ArXiv preprint server plans multimillion-dollar overhaul

Users urge caution in revamp of service at the heart of physics.

A multimillion-dollar funding drive is being readied to transform arXiv, the vastly popular repository to which physicists, computer scientists and math­ematicians flock to share their research preprints openly.

But the results of an enormous user survey published this week suggest that researchers are wary of drastic changes to a site that has become an essential part of the infrastructure of modern science.

Last year, the site served up around 139 million downloads, and it now holds more than 1.1 million free papers. But it is being sustained by fragile code, donations from libraries and a charitable foundation and the good will of about 150 or so volunteer moderators, says the site’s programme director, Oya Rieger. With its 25th anniversary approaching in August, arXiv’s advisory teams of scientists and librarians are considering a plan that involves raising US$2.5 million to $3 million to modernize the platform. That will sit on top of its $1-million annual budget for staff and servers.

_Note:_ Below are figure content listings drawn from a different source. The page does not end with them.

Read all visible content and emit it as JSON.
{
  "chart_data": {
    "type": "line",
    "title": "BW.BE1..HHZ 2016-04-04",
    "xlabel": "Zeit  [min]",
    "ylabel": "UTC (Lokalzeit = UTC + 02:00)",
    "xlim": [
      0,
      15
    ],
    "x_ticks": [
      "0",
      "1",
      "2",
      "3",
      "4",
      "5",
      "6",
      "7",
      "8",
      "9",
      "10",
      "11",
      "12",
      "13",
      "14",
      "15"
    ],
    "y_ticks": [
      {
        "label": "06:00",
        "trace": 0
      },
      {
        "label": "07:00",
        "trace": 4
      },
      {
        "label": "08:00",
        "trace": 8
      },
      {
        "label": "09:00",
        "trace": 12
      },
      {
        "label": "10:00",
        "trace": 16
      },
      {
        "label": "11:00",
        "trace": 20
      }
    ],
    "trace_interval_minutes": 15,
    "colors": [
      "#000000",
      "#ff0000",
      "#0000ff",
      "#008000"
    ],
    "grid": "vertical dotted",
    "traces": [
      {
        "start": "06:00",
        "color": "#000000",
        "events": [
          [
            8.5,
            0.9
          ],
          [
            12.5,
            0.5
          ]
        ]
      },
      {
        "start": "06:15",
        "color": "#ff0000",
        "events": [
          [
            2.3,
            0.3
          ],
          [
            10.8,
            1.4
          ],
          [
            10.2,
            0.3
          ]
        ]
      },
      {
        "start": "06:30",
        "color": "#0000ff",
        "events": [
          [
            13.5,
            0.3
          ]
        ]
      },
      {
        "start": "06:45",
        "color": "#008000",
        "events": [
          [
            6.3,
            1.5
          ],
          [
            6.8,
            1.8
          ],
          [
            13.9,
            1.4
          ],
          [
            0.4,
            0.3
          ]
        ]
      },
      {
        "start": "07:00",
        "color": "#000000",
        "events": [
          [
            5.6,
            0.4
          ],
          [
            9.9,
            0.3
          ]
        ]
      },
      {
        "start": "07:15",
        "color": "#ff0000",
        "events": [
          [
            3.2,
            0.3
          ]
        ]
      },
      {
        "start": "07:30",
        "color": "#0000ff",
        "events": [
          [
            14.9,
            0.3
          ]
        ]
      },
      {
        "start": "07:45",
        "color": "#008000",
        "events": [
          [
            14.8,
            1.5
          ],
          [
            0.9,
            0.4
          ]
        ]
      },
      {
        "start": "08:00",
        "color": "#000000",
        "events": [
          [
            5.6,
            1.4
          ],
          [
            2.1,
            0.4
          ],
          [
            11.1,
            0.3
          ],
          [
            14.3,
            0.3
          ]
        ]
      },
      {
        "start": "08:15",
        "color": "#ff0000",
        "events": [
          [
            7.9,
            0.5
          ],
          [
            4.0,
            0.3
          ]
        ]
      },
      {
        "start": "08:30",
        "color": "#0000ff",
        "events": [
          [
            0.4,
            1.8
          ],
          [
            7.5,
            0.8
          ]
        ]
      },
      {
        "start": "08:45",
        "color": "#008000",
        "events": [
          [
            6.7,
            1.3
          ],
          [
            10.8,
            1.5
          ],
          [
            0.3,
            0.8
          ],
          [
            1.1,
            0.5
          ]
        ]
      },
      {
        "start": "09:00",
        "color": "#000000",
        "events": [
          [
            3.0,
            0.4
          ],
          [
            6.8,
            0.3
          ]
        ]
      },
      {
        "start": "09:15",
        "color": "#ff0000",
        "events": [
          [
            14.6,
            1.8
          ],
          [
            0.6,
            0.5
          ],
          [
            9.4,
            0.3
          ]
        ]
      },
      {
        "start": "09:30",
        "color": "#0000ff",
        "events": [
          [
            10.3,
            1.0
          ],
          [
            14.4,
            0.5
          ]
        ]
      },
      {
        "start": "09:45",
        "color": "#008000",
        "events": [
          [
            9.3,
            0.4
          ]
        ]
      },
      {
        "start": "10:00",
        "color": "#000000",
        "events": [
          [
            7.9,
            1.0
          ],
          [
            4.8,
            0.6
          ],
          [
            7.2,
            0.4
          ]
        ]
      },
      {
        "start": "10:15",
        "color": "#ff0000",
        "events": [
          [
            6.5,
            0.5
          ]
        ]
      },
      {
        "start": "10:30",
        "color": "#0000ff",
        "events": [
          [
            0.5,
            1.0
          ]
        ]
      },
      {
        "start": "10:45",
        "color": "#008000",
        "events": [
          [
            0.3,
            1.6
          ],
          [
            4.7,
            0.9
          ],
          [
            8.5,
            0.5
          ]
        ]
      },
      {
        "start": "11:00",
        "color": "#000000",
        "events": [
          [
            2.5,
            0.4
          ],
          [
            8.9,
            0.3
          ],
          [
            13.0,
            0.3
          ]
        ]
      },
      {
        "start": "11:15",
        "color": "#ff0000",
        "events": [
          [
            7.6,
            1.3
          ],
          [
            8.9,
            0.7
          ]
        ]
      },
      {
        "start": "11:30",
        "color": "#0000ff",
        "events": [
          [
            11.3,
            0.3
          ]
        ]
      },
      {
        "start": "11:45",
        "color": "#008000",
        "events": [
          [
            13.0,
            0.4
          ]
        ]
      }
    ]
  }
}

To attract support from donors, arXiv’s operator, Cornell University Library in Ithaca, New York, is hoping to come up with a “compelling vision”, Rieger says.

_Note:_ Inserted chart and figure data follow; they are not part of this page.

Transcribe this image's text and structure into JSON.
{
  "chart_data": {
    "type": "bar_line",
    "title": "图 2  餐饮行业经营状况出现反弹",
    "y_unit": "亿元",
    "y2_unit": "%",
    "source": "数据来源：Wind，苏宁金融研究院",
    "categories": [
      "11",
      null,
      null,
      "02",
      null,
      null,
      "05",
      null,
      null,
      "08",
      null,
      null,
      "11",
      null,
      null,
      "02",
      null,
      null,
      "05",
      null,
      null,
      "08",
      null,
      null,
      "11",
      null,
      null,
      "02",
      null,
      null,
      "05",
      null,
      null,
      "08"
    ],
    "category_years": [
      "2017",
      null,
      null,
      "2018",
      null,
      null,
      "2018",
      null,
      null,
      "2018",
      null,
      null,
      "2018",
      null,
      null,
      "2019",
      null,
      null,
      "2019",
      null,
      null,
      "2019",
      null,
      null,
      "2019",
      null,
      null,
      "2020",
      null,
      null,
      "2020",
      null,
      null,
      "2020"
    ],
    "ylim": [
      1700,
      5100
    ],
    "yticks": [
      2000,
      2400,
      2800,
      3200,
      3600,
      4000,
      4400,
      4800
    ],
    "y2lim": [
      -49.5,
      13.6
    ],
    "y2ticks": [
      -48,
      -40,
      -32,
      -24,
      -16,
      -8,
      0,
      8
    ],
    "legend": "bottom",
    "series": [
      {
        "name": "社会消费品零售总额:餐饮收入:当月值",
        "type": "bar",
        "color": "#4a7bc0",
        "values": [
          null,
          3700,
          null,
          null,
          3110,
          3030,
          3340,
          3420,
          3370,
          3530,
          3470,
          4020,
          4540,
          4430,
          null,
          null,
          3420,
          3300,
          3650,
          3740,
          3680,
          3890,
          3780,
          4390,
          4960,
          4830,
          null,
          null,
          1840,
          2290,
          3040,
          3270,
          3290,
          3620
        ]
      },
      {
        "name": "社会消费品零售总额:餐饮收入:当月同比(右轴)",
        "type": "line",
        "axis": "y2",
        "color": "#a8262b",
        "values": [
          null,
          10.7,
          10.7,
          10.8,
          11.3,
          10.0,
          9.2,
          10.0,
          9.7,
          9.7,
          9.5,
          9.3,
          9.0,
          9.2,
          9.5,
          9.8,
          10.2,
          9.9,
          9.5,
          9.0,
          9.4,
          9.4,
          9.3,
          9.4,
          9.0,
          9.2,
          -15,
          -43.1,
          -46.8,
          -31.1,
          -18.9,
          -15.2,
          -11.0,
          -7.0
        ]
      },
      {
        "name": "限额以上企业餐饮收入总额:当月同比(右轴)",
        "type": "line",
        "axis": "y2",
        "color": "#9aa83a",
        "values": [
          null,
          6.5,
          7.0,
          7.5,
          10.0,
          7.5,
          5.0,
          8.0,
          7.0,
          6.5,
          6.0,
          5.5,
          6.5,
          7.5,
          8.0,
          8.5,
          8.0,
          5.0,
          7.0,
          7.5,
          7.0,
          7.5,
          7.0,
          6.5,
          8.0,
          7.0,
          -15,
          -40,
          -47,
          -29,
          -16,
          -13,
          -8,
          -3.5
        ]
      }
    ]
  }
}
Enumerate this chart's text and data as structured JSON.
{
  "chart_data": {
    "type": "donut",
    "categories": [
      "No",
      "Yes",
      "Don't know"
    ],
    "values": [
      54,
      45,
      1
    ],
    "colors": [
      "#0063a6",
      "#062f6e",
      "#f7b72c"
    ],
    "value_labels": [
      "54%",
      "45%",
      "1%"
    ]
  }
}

Scientists seem to love arXiv: 95% of the survey’s 36,000 respondents said that they were very satisfied or satisfied with it. And most want to keep it just the way it is, although perhaps with some modernization. They were enthusiastic about the possibility of tweaks to improve the site’s search functions, and about allowing references to be hyperlinked directly to research papers, for example (see ‘What do arXiv users want?’). Some wanted the site to broaden into new subject areas, such as chemistry — although such expansion would require the recruitment of scientists who are willing to moderate the manuscripts, notes David Morrison, chair of arXiv’s scientific advisory board.

Social forum

When asked whether arXiv should embark on more transformational changes, respondents gave mixed answers. In particular, some questions focused on whether it should develop into a social forum that allows scientists to comment on papers or leave ratings. A few social-media sites have already been built around the repository for just such purposes — such as SciRate and Arxiv Sanity Preserver — and some argue that the site itself should begin to incorporate such functionalities. “ArXiv should be more dynamic — allowing readers to filter the wheat from the chaff,” says Alán Aspuru-Guzik, a quantum chemist at Harvard University in Cambridge, Massachusetts. But one-third of respondents said that this wasn’t important or that arXiv shouldn’t be doing it. Only 34% voted in favour of such changes.

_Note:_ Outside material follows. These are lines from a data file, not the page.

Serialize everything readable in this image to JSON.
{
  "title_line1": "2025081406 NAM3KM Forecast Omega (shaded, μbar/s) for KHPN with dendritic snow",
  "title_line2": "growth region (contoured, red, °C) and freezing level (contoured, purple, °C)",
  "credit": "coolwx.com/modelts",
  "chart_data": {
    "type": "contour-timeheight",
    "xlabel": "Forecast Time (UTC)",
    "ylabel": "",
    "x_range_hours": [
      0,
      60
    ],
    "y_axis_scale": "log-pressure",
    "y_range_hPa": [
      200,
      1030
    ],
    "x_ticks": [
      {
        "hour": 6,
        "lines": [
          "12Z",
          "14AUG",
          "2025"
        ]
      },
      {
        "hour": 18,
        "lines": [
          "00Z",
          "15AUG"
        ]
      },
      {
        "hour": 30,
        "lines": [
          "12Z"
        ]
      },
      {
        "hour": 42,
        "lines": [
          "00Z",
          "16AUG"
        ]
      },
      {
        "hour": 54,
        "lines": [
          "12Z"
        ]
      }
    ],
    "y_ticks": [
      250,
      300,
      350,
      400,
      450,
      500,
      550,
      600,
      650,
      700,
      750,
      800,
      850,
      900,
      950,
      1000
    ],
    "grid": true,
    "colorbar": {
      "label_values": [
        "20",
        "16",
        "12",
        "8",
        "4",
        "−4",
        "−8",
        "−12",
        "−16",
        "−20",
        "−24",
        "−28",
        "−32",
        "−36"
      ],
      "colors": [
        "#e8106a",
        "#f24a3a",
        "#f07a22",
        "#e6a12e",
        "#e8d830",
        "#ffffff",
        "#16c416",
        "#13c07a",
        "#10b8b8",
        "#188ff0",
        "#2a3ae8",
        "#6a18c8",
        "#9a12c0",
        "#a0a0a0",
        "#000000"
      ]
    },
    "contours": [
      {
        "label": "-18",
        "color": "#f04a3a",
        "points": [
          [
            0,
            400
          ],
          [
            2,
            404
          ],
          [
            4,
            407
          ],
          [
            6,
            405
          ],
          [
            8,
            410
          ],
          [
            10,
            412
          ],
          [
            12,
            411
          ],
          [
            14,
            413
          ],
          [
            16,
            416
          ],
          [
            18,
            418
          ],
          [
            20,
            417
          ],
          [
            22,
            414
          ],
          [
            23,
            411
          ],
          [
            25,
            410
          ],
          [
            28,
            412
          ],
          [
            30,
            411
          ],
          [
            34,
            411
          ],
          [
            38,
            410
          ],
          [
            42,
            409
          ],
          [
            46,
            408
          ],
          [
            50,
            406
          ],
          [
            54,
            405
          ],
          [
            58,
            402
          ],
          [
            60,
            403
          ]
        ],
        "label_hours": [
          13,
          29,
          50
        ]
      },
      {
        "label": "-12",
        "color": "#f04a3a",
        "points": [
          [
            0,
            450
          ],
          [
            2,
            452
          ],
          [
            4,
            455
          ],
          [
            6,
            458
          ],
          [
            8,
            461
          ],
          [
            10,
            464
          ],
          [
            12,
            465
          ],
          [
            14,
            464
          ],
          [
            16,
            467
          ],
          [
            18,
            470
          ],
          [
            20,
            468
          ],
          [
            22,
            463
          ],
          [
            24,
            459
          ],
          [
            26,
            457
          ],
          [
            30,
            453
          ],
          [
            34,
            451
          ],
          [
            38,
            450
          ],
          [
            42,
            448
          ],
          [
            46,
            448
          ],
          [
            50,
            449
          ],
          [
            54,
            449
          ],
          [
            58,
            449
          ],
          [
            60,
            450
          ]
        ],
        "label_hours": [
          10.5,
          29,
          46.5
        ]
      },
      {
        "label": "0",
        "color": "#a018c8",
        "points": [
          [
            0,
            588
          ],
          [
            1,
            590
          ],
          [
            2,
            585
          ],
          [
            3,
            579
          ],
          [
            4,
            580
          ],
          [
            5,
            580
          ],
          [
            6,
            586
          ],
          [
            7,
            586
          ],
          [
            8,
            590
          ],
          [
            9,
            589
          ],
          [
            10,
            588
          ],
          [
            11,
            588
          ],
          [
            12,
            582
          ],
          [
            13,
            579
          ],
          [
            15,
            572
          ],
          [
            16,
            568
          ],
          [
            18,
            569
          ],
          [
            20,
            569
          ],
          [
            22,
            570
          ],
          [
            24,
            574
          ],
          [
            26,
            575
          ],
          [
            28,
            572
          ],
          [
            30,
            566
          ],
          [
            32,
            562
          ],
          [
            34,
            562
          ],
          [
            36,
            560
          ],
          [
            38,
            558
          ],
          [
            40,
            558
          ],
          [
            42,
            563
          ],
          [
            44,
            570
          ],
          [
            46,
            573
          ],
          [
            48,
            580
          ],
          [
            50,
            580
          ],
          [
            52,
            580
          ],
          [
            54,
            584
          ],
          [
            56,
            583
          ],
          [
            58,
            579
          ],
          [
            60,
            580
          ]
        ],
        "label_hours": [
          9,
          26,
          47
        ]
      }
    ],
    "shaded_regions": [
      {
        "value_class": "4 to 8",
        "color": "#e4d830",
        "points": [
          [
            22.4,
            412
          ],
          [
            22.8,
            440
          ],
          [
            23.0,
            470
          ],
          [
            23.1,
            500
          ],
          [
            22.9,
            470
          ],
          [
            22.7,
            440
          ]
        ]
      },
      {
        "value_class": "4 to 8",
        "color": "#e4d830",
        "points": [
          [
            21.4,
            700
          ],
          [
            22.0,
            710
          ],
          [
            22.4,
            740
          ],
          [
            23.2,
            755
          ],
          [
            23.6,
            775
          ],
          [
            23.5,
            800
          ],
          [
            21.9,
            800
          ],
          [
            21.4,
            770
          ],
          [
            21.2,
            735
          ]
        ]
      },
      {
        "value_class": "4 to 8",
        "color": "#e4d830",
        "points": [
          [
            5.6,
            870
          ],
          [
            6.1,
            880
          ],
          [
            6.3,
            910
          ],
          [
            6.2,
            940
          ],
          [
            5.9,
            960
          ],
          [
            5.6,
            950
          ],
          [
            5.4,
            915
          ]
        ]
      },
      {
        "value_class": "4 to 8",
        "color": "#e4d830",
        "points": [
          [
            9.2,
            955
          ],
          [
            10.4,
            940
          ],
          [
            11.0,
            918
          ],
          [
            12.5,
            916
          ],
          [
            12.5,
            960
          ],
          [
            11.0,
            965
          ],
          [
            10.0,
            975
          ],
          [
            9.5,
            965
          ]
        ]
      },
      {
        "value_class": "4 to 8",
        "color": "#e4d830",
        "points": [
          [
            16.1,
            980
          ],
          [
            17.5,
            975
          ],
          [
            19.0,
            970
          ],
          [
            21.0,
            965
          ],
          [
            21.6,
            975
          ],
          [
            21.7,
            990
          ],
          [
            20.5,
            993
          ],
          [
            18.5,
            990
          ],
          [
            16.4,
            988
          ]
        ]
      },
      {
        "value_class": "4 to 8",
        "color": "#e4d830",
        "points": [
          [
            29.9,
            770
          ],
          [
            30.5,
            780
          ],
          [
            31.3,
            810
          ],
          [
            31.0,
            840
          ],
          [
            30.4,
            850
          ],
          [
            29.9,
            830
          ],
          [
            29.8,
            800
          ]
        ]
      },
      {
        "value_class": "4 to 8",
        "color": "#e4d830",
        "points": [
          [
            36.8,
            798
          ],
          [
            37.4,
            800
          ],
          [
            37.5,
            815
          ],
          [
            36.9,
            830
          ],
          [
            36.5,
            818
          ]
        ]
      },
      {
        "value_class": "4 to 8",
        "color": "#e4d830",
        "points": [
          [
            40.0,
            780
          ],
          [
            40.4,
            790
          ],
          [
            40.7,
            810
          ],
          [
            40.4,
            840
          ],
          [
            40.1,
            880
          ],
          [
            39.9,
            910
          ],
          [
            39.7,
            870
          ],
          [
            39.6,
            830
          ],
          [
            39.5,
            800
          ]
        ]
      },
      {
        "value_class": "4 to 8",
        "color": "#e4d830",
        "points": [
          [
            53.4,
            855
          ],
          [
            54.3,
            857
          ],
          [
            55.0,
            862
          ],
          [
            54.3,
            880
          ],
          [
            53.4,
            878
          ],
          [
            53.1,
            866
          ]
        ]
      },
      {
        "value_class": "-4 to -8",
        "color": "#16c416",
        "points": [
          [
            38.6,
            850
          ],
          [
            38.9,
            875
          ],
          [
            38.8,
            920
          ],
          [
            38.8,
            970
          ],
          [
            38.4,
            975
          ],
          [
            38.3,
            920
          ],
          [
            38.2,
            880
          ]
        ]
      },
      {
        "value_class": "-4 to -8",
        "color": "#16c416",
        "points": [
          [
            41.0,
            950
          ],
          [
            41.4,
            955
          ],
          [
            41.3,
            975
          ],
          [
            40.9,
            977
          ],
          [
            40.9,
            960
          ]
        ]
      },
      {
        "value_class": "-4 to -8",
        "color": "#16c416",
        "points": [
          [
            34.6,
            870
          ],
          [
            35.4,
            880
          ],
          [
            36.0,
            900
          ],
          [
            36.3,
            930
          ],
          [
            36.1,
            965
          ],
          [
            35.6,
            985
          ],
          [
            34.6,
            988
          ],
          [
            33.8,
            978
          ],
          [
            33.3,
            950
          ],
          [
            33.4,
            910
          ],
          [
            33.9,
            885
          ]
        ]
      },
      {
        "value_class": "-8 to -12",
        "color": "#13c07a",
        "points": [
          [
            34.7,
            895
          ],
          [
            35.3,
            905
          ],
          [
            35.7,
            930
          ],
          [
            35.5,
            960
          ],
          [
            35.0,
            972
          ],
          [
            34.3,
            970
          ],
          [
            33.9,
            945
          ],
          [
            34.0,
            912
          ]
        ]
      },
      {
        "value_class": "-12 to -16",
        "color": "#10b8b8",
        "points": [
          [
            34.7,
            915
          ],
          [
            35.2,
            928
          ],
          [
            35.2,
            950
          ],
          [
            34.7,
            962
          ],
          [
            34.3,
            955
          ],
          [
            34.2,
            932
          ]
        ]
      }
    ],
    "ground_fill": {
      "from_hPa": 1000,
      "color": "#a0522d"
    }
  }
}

That response points to a tension between researchers who want to see the site incorporate aspects of open review, and those who want it to stick to its core mission of allowing rapid exchange of scholarly papers, says Rieger. There were hints of a generational divide, with those aged under 30 more in favour of allowing comments. But even those who wanted a more social site said that they were keen to avoid a commenting free-for-all, Rieger adds.

“The message was more or less ‘stay focused on the basic dissemination task, and don’t get distracted by getting overextended or going commercial’,” says Paul Ginsparg, a physicist at Cornell University who launched arXiv in 1991 as a pre-World-Wide-Web-era bulletin board.

Checks and balances

Ginsparg notes, however, that arXiv’s users sometimes don’t know what they want until they get it. Researchers said that they liked the quality control now built into the site, including checks of papers for text overlap with other reports (potential plagiarism), classifying papers into the correct subject areas and rejecting work that has little scientific value. “These are for the most part things that users never actually requested,” Ginsparg says. In the past 5 or so years, he has introduced automated machine-learning code that filters through the more than 9,000 papers submitted each month and flags up potential issues to human moderators.

In September, arXiv’s advisory boards will meet to draw up a road map for progress and to discuss how to get the funds needed to modernize the site. The site is currently sustained by member institutions (mainly libraries, but also some research funding agencies) and by the Simons Foundation in New York. But some discussions have been held with other potential contributors such as the US National Science Foundation. It is also possible that publishers or scientific societies could be asked to contribute, says Rieger.

She adds that the site will need to be careful to remain objective. “We want to make sure that arXiv continues to be a neutral, trusted service,” she says.